Sembra ormai questione di settimane, forse di giorni: la Libia è entrata definitivamente nel mirino delle potenze occidentali. Dopo aver distrutto lo Stato di Gheddafi, anteponendo gli interessi economici alla sicurezza del popolo libico e del Mediterraneo intero, e dopo aver lasciato la Libia alla mercé di terroristi di ogni provenienza geografica e politica, Regno Unito, Francia e Stati Uniti, con il supporto del governo italiano, pare siano giunti a una soluzione, la classica, la più facile e pericolosa: bombardare i ribelli libici dello Stato islamico ed addestrare le milizie del Governo di Tobruk. Il Sunday Times, citando fonti interne della difesa di Sua Maestà, ha affermato che il Regno Unito è pronto a installare una base aerea a Tobruk per coadiuvare i bombardamenti alleati sui territori controllati dall’Isis libico. Il New York Times, pochi giorni prima, aveva fatto trapelare indiscrezioni sui piani del Pentagono per il bombardamento di Sirte, quartier generale dello Stato islamico in Libia, il tutto con l’appoggio di forze speciali di terra (ma niente cosiddetti “boots on the ground”) al fine di aiutare le milizie locali alleate di Washington e tagliare i rifornimenti dei ribelli provenienti non solo dal Nordafrica ma anche dai confini meridionali, da quel Sahel che li mette in contatto con tutti i miliziani del cuore dell’Africa. La decisione di attaccare la Libia non è una scelta presa di recente.
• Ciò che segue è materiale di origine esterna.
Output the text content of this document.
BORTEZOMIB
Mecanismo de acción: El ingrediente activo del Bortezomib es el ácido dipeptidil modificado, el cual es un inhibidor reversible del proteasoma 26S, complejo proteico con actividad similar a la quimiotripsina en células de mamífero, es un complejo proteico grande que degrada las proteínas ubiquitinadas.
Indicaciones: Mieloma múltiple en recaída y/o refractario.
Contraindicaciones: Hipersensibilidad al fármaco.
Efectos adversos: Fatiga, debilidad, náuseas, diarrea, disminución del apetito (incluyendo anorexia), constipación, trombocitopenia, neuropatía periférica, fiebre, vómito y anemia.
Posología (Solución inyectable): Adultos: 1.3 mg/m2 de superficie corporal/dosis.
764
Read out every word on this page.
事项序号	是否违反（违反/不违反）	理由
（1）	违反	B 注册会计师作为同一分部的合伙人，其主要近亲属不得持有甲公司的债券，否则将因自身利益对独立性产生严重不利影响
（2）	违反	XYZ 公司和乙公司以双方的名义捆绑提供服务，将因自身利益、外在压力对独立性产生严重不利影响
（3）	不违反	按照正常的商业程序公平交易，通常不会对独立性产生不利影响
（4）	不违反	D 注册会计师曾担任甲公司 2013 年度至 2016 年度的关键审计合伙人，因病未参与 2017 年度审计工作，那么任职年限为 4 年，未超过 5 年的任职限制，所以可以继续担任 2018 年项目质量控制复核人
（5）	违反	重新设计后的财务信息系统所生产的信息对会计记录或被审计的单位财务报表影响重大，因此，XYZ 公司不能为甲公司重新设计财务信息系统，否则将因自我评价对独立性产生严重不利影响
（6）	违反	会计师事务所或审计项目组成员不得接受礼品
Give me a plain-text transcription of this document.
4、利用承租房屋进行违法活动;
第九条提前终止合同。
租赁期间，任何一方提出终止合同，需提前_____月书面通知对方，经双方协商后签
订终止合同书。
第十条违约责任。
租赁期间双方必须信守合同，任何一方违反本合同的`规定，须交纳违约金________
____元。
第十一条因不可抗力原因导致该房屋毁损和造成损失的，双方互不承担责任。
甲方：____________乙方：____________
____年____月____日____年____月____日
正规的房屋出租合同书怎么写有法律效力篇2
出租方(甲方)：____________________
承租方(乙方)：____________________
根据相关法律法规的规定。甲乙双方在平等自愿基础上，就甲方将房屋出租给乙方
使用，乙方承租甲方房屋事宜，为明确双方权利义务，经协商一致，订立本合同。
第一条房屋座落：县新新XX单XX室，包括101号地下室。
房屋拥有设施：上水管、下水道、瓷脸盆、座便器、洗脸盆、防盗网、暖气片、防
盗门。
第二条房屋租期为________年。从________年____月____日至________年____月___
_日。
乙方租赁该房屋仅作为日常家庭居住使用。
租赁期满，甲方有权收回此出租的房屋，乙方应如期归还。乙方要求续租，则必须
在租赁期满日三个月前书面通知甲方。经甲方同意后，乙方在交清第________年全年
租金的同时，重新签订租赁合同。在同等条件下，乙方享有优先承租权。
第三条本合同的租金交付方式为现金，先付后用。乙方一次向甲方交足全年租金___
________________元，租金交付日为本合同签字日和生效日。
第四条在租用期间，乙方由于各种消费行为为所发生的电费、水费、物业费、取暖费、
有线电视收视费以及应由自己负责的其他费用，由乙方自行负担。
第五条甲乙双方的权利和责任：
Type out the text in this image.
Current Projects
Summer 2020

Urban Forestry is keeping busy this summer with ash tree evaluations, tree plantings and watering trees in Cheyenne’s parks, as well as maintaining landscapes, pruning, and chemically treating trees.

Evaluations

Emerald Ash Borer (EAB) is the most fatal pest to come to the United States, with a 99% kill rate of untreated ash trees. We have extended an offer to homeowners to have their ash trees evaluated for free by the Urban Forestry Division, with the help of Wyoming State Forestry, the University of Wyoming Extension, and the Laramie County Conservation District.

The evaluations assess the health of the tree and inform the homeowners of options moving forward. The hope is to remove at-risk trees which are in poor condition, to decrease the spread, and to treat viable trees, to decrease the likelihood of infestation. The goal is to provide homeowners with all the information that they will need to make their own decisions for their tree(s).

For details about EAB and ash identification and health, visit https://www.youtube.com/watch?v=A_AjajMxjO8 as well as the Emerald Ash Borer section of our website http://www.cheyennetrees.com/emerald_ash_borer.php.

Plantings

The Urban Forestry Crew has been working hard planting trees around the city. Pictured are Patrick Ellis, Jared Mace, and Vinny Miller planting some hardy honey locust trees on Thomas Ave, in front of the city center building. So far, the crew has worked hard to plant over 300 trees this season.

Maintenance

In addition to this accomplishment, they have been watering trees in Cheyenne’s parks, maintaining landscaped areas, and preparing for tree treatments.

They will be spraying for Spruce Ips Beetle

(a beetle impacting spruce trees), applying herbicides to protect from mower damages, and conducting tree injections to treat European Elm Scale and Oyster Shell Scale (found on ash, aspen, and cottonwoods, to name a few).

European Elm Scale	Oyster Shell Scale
È chiaramente l’ultima mossa di una strategia occidentale fumosa, pericolosa, ma assolutamente coerente. Gheddafi era un problema, per mille motivi. Troppo forte, troppo di polso, “nemico dell’Occidente”, era un dittatori sanguinario, probabilmente faceva troppi affari solo con l’Italia. Queste le giustificazioni vere o presunte di un intervento militare che ancor oggi fa comprendere non solo la follia della politica estera americana ed europea ma anche la fine di una politica estera italiana indipendente dall’asse Washington- Londra. Si è deciso dunque di abbattere Gheddafi, sperando o forse fingendo di sperare, in quelle primavere arabe che a nulla hanno portato se non al totale caos e alla frantumazione dei fragili apparati statali e politici di tutta la regione. E si è lasciata la Libia nel caos. Oggi la Repubblica è uno Stato praticamente fallito, devastato dalla guerra civile, dove l’intervento occidentale può inserirsi come un coltello nel burro, ma non è per questo di facile soluzione. Se l’intervento, così come ne parlano, sarà solo di bombardamenti mirati e di addestramento, allora potremmo prepararci ad un’ennesima guerra senza fine dai risvolti tragici, una tragedia umanitaria che per sconfiggere il terrorismo internazionale, devasta un territorio e una popolazione provati da anni di saccheggi, attentati, morti e povertà.

E l’Italia? Poche ore fa il ministro Pinotti ha fatto delle dichiarazioni pesantissime, affermando l’impossibilità di far passare la primavera con una Libia nel caos. Siamo a febbraio: è evidente dunque che il piano per assaltare i ribelli libici è tutt’altro che remoto. Certamente sorgono dubbi sull’intervento italiano, intervento che più che spontaneo sembra forzato dalle stesse cancellerie straniere: non è un caso che proprio recentemente siano uscite voci provenienti da Washington che vorrebbero che l’Italia si impegnasse maggiormente sul fronte Isis. Ecco dunque che ora ci troviamo alla resa dei conti tra Roma e gli Stati Uniti: se la Libia ha l’Isis sul proprio territorio, l’Italia può/deve impegnarsi in Libia. Come? Dipende. L’Italia innanzitutto può/deve fornire le basi: Sigonella è già americana, Trapani potrebbe risultare operativa. Inoltre, abbiamo almeno sei o sette navi della nostra flotta schierate di fronte alle coste libiche per la sedicente operazione di contrasto all’immigrazione clandestina e sembra quasi certo un intervento mirato con droni e forze speciali, quest’ultime utili anche per addestrare le forze in campo del governo riconosciuto ma soprattutto per difendere l’ENI: il vero e forse artefice della politica estera italiana.

Prepariamoci ad una primavera di guerra: si ritorna n Libia.